F-Secure’s latest Mobile Threat Report for the last three months of 2012 names Android as the home of 96% of the new “mobile threat families”. Of 100 new threat families detected in that quarter, 96 of them were based on Android, up from the previous quarter’s 49 out of 74, and only 4 were resident on Symbian, down from 21 in the previous quarter. The numbers are for newly detected families of malware only and do not reflect overall numbers found in the wild.
According to the F-Secure numbers there were no new malware families found for iOS, J2ME, BlackBerry or Windows Mobile at the end of last year. F-Secure says that over all of 2012, 79% of the malware families found were for Android, 19% for Symbian and less than 1% each for the four other platforms. The findings seem to confirm that the makers of malware have set their sights firmly upon Android.

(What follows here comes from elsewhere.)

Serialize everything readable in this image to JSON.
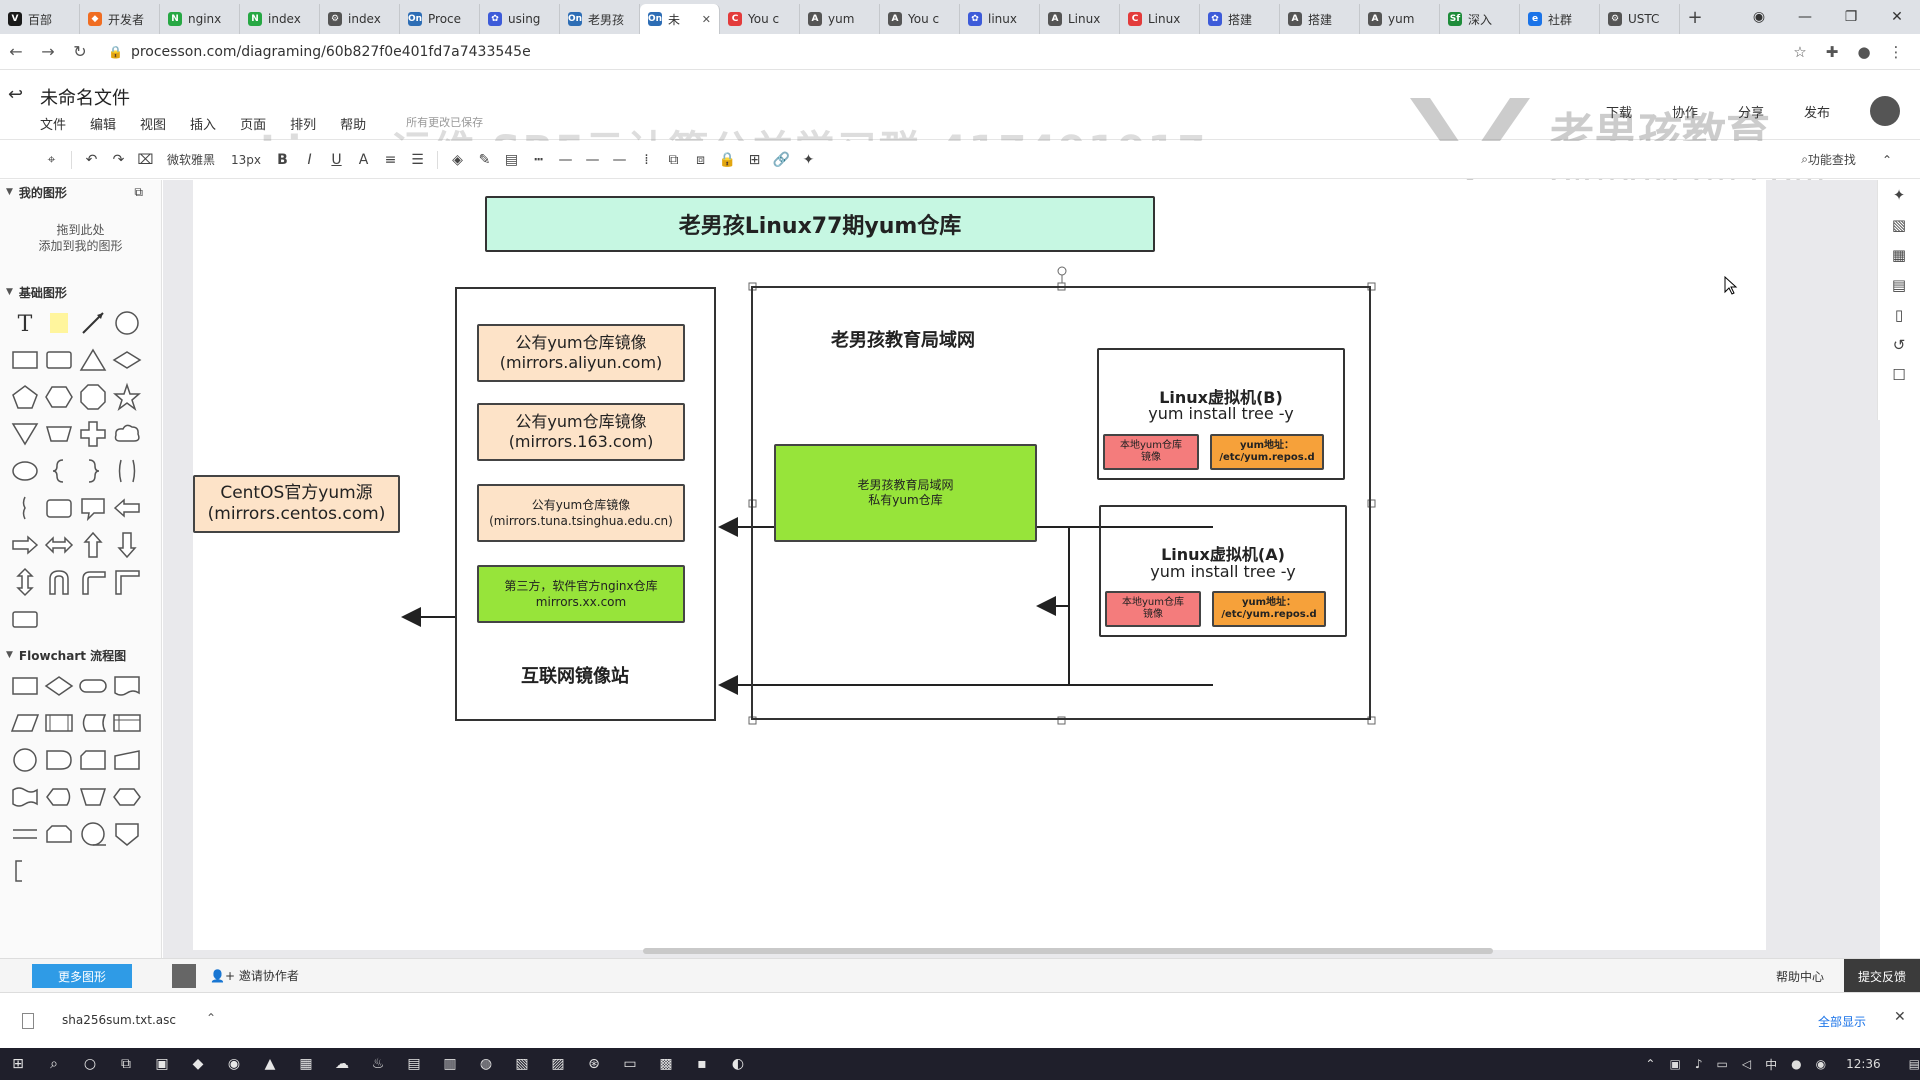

F-Secure does include various hacking and monitoring tools, spyware and even anti-theft software for tracking stolen phones on their lists of possible threats, on the basis that some of it may have been installed without the owner’s knowledge. Of the threats in the last quarter though, 53% were trojans, 27% were termed “riskware”, and 10% were monitoring tools. The company also saw a swing towards profit-motivated mobile malware with 173 or the 301 threats in the year being profit motivated, compared to 2011 where it was a near half and half split between that and not being profit motivated. 141 of the 173 profit-motivated threats were on Android.
Interestingly, F-Secure didn’t break down the malware by source so it’s not possible to see if there are any common vectors or if any one channel of infection is becoming more or less used. Google, for example, has been enhancing its malware defences in the Play store, but it is not possible from this report at least, to determine whether this has had an effect.